Antimicrobials -- bactericidal to greatly reduce local wound bioburden. Several impregnated products that deliver Ag (silver) ion into the wound.
XVIII. WOUND ENHANCEMENT THERAPY
Does a Broken Hip Equal a Pressure Ulcer?
An 84-year-old community-swelling woman fell and fractured her left hip (sub-capsular). She is admitted to your service that evening, and the orthopedic surgeon plans to operate the following morning.
Questions:
- What is her risk of developing a pressure sore?
- What information do you need to better assess her risk?
- How could you reduce her risk of developing a pressure sore?
A Pressure Ulcer That Won't Heal
A 73 year old male is being followed in your clinic for the following medical problems, and medications:
Diagnosis Medications Type II Diabetes Mellitus 70/30 insulin bid Hypertension Lisinopril Hyperlipidemia Simvastation Cerebrovascular accident 18 months ago Enteric coated aspirin Obesity 54-pack-year smoking history (quit 2 years ago) Diabetic neuropathy Diabetic retinopathy Diabetic gastroparesis Metoclopramide ac and hs After the stroke 18 months ago, he was diagnosed with depression, and was treated for 6 months with sertraline, with improvement of mood to normal.
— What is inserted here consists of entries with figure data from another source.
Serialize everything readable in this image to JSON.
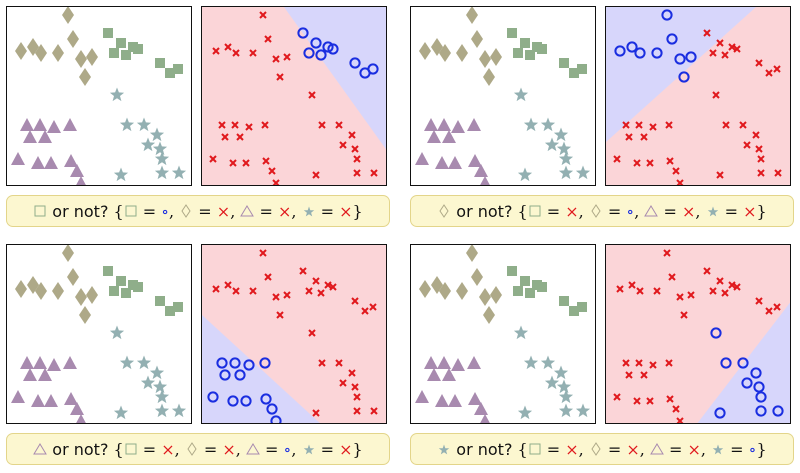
{
  "colors": {
    "square": "#8fae8a",
    "diamond": "#aea988",
    "triangle": "#a88aaf",
    "star": "#93b0b2",
    "positive_marker": "#1a2ee0",
    "negative_marker": "#e0191d",
    "positive_region": "#d7d6fb",
    "negative_region": "#fbd5d8"
  },
  "panels": [
    {
      "target_shape": "square",
      "caption_text": "or not?",
      "labels": {
        "square": "∘",
        "diamond": "×",
        "triangle": "×",
        "star": "×"
      }
    },
    {
      "target_shape": "diamond",
      "caption_text": "or not?",
      "labels": {
        "square": "×",
        "diamond": "∘",
        "triangle": "×",
        "star": "×"
      }
    },
    {
      "target_shape": "triangle",
      "caption_text": "or not?",
      "labels": {
        "square": "×",
        "diamond": "×",
        "triangle": "∘",
        "star": "×"
      }
    },
    {
      "target_shape": "star",
      "caption_text": "or not?",
      "labels": {
        "square": "×",
        "diamond": "×",
        "triangle": "×",
        "star": "∘"
      }
    }
  ],
  "math": {
    "open": "{",
    "close": "}",
    "eq": "=",
    "comma": ","
  }
}
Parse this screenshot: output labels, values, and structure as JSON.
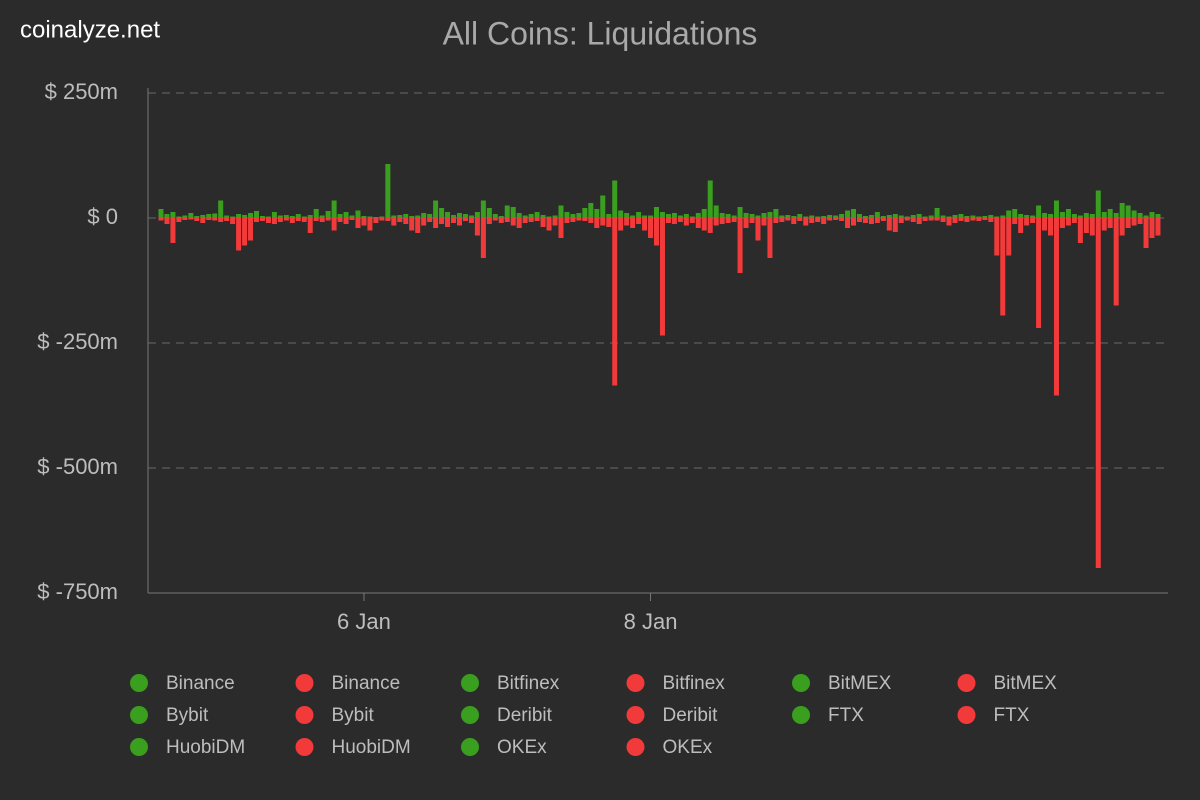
{
  "site": "coinalyze.net",
  "chart_data": {
    "type": "bar",
    "title": "All Coins: Liquidations",
    "categories": [
      null,
      null,
      null,
      null,
      null,
      null,
      null,
      null,
      null,
      null,
      null,
      null,
      null,
      null,
      null,
      null,
      null,
      null,
      null,
      null,
      null,
      null,
      null,
      null,
      null,
      null,
      null,
      null,
      null,
      null,
      null,
      null,
      null,
      null,
      "6 Jan",
      null,
      null,
      null,
      null,
      null,
      null,
      null,
      null,
      null,
      null,
      null,
      null,
      null,
      null,
      null,
      null,
      null,
      null,
      null,
      null,
      null,
      null,
      null,
      null,
      null,
      null,
      null,
      null,
      null,
      null,
      null,
      null,
      null,
      null,
      null,
      null,
      null,
      null,
      null,
      null,
      null,
      null,
      null,
      null,
      null,
      null,
      null,
      "8 Jan",
      null,
      null,
      null,
      null,
      null,
      null,
      null,
      null,
      null,
      null,
      null,
      null,
      null,
      null,
      null,
      null,
      null,
      null,
      null,
      null,
      null,
      null,
      null,
      null,
      null,
      null,
      null,
      null,
      null,
      null,
      null,
      null,
      null,
      null,
      null,
      null,
      null,
      null,
      null,
      null,
      null,
      null,
      null,
      null,
      null,
      null,
      null,
      null,
      null,
      null,
      null,
      null,
      null,
      null,
      null,
      null,
      null,
      null,
      null,
      null,
      null,
      null,
      null,
      null,
      null,
      null,
      null,
      null,
      null,
      null,
      null,
      null,
      null,
      null,
      null,
      null,
      null,
      null,
      null,
      null,
      null,
      null,
      null,
      null,
      null
    ],
    "series": [
      {
        "color": "#3a9e1f",
        "values": [
          18,
          8,
          12,
          3,
          5,
          10,
          4,
          6,
          8,
          9,
          35,
          5,
          3,
          8,
          6,
          10,
          14,
          4,
          3,
          12,
          5,
          6,
          4,
          8,
          3,
          6,
          18,
          5,
          14,
          35,
          8,
          12,
          5,
          15,
          4,
          3,
          2,
          3,
          108,
          5,
          6,
          8,
          4,
          5,
          10,
          8,
          35,
          20,
          12,
          6,
          10,
          8,
          5,
          12,
          35,
          20,
          8,
          4,
          25,
          22,
          10,
          5,
          8,
          12,
          6,
          3,
          5,
          25,
          12,
          8,
          10,
          20,
          30,
          18,
          45,
          8,
          75,
          15,
          10,
          5,
          12,
          5,
          5,
          22,
          12,
          8,
          10,
          5,
          8,
          3,
          10,
          18,
          75,
          25,
          10,
          8,
          5,
          22,
          10,
          8,
          5,
          10,
          12,
          18,
          5,
          6,
          4,
          8,
          3,
          5,
          3,
          4,
          6,
          5,
          8,
          15,
          18,
          8,
          4,
          6,
          12,
          4,
          6,
          8,
          5,
          3,
          6,
          8,
          3,
          5,
          20,
          5,
          3,
          6,
          8,
          4,
          5,
          3,
          4,
          6,
          3,
          5,
          15,
          18,
          8,
          6,
          5,
          25,
          10,
          8,
          35,
          12,
          18,
          8,
          5,
          10,
          8,
          55,
          12,
          18,
          10,
          30,
          25,
          15,
          10,
          5,
          12,
          8
        ]
      },
      {
        "color": "#f23a3a",
        "values": [
          -5,
          -12,
          -50,
          -8,
          -4,
          -3,
          -6,
          -10,
          -4,
          -5,
          -8,
          -6,
          -12,
          -65,
          -55,
          -45,
          -8,
          -6,
          -10,
          -12,
          -8,
          -5,
          -10,
          -6,
          -8,
          -30,
          -6,
          -8,
          -5,
          -25,
          -8,
          -12,
          -4,
          -20,
          -15,
          -25,
          -10,
          -5,
          -6,
          -15,
          -8,
          -12,
          -25,
          -30,
          -15,
          -8,
          -20,
          -12,
          -18,
          -10,
          -15,
          -6,
          -10,
          -35,
          -80,
          -12,
          -5,
          -10,
          -8,
          -15,
          -20,
          -10,
          -8,
          -6,
          -18,
          -25,
          -15,
          -40,
          -10,
          -8,
          -5,
          -6,
          -10,
          -20,
          -15,
          -18,
          -335,
          -25,
          -15,
          -20,
          -12,
          -25,
          -40,
          -55,
          -235,
          -10,
          -12,
          -8,
          -15,
          -10,
          -20,
          -25,
          -30,
          -15,
          -12,
          -10,
          -8,
          -110,
          -20,
          -10,
          -45,
          -15,
          -80,
          -10,
          -8,
          -5,
          -12,
          -6,
          -15,
          -10,
          -8,
          -12,
          -5,
          -4,
          -6,
          -20,
          -15,
          -8,
          -10,
          -12,
          -10,
          -6,
          -25,
          -28,
          -10,
          -5,
          -8,
          -12,
          -6,
          -5,
          -5,
          -8,
          -15,
          -10,
          -6,
          -8,
          -5,
          -6,
          -4,
          -8,
          -75,
          -195,
          -75,
          -12,
          -30,
          -15,
          -10,
          -220,
          -25,
          -35,
          -355,
          -20,
          -15,
          -10,
          -50,
          -30,
          -35,
          -700,
          -25,
          -20,
          -175,
          -35,
          -20,
          -15,
          -12,
          -60,
          -40,
          -35
        ]
      }
    ],
    "legend": [
      {
        "name": "Binance",
        "color": "#3a9e1f"
      },
      {
        "name": "Binance",
        "color": "#f23a3a"
      },
      {
        "name": "Bitfinex",
        "color": "#3a9e1f"
      },
      {
        "name": "Bitfinex",
        "color": "#f23a3a"
      },
      {
        "name": "BitMEX",
        "color": "#3a9e1f"
      },
      {
        "name": "BitMEX",
        "color": "#f23a3a"
      },
      {
        "name": "Bybit",
        "color": "#3a9e1f"
      },
      {
        "name": "Bybit",
        "color": "#f23a3a"
      },
      {
        "name": "Deribit",
        "color": "#3a9e1f"
      },
      {
        "name": "Deribit",
        "color": "#f23a3a"
      },
      {
        "name": "FTX",
        "color": "#3a9e1f"
      },
      {
        "name": "FTX",
        "color": "#f23a3a"
      },
      {
        "name": "HuobiDM",
        "color": "#3a9e1f"
      },
      {
        "name": "HuobiDM",
        "color": "#f23a3a"
      },
      {
        "name": "OKEx",
        "color": "#3a9e1f"
      },
      {
        "name": "OKEx",
        "color": "#f23a3a"
      }
    ],
    "ylim": [
      -750,
      250
    ],
    "yticks": [
      {
        "value": 250,
        "label": "$ 250m"
      },
      {
        "value": 0,
        "label": "$ 0"
      },
      {
        "value": -250,
        "label": "$ -250m"
      },
      {
        "value": -500,
        "label": "$ -500m"
      },
      {
        "value": -750,
        "label": "$ -750m"
      }
    ],
    "grid": true
  }
}
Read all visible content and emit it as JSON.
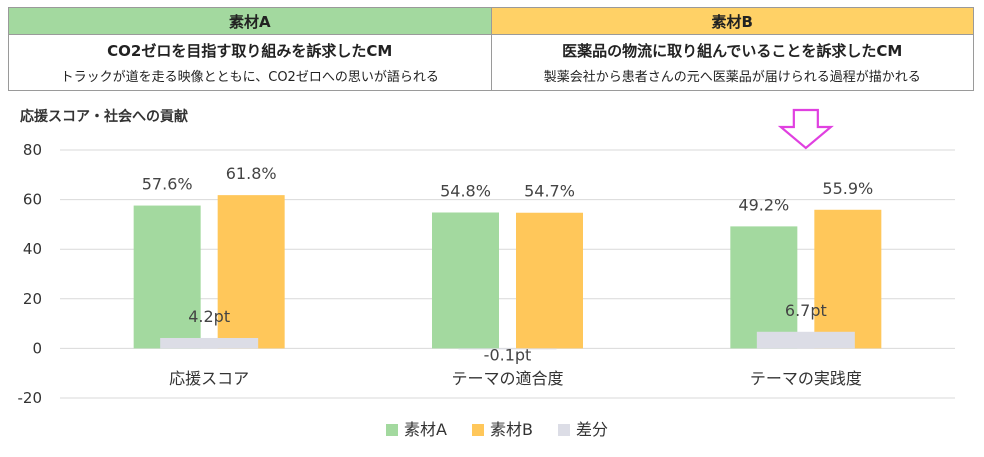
{
  "header": {
    "material_a": {
      "label": "素材A",
      "title": "CO2ゼロを目指す取り組みを訴求したCM",
      "desc": "トラックが道を走る映像とともに、CO2ゼロへの思いが語られる"
    },
    "material_b": {
      "label": "素材B",
      "title": "医薬品の物流に取り組んでいることを訴求したCM",
      "desc": "製薬会社から患者さんの元へ医薬品が届けられる過程が描かれる"
    }
  },
  "chart_data": {
    "type": "bar",
    "title": "応援スコア・社会への貢献",
    "categories": [
      "応援スコア",
      "テーマの適合度",
      "テーマの実践度"
    ],
    "series": [
      {
        "name": "素材A",
        "values": [
          57.6,
          54.8,
          49.2
        ],
        "labels": [
          "57.6%",
          "54.8%",
          "49.2%"
        ],
        "color": "#a3d99f"
      },
      {
        "name": "素材B",
        "values": [
          61.8,
          54.7,
          55.9
        ],
        "labels": [
          "61.8%",
          "54.7%",
          "55.9%"
        ],
        "color": "#ffc75a"
      },
      {
        "name": "差分",
        "values": [
          4.2,
          -0.1,
          6.7
        ],
        "labels": [
          "4.2pt",
          "-0.1pt",
          "6.7pt"
        ],
        "color": "#dcdde6"
      }
    ],
    "yticks": [
      "80",
      "60",
      "40",
      "20",
      "0",
      "-20"
    ],
    "ylim": [
      -20,
      80
    ],
    "grid": true,
    "legend": "bottom",
    "arrow_color": "#e040e0"
  }
}
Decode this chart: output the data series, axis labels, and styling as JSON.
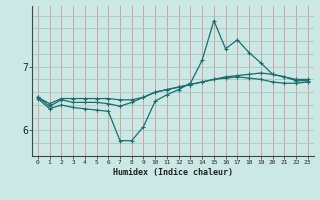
{
  "xlabel": "Humidex (Indice chaleur)",
  "bg_color": "#cce8e4",
  "grid_color_v": "#d4a0a0",
  "grid_color_h": "#a8c8c4",
  "line_color": "#1a6e6e",
  "x": [
    0,
    1,
    2,
    3,
    4,
    5,
    6,
    7,
    8,
    9,
    10,
    11,
    12,
    13,
    14,
    15,
    16,
    17,
    18,
    19,
    20,
    21,
    22,
    23
  ],
  "line1": [
    6.52,
    6.42,
    6.5,
    6.5,
    6.5,
    6.5,
    6.5,
    6.48,
    6.48,
    6.52,
    6.6,
    6.64,
    6.68,
    6.72,
    6.76,
    6.8,
    6.84,
    6.86,
    6.88,
    6.9,
    6.88,
    6.84,
    6.8,
    6.8
  ],
  "line2": [
    6.52,
    6.38,
    6.48,
    6.44,
    6.44,
    6.44,
    6.42,
    6.38,
    6.44,
    6.52,
    6.6,
    6.64,
    6.68,
    6.72,
    6.76,
    6.8,
    6.82,
    6.84,
    6.82,
    6.8,
    6.76,
    6.74,
    6.74,
    6.76
  ],
  "line3": [
    6.5,
    6.34,
    6.4,
    6.36,
    6.34,
    6.32,
    6.3,
    5.84,
    5.84,
    6.06,
    6.46,
    6.56,
    6.64,
    6.74,
    7.1,
    7.72,
    7.28,
    7.42,
    7.22,
    7.06,
    6.88,
    6.84,
    6.78,
    6.78
  ],
  "yticks": [
    6,
    7
  ],
  "ylim": [
    5.6,
    7.95
  ],
  "xlim": [
    -0.5,
    23.5
  ],
  "xtick_labels": [
    "0",
    "1",
    "2",
    "3",
    "4",
    "5",
    "6",
    "7",
    "8",
    "9",
    "10",
    "11",
    "12",
    "13",
    "14",
    "15",
    "16",
    "17",
    "18",
    "19",
    "20",
    "21",
    "22",
    "23"
  ]
}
The drug was discontinued.
The most recent functional assessment by the visiting registered nurse was that the patient needed assistance with bathing, but was otherwise independent. A home health aide provided assistance with bathing and light housework, and the daughter visited almost every day.
He is brought into the emergency room by ambulance, after his daughter found the patient at home lying on the floor, unconscious. The emergency room physician admits him to your service with diagnoses of pneumonia, a fall with a long lie, dehydration, and altered mental status. By the second hospital day, he has developed a new pressure ulcer over the right lateral malleolus.
The examination of the ulcer shows a round, 3 cm black eschar that is debrided to an ulcer that extends through the dermis.
Questions
- What information would you like about his current mobility?
- What information would you like about his nutritional status?
- Do you want a swab culture of the wound?
- What would you do for initial management of the ulcer?
- Does he need a special mattress for pressure reduction?
- Would a growth factor be an appropriate treatment at this time?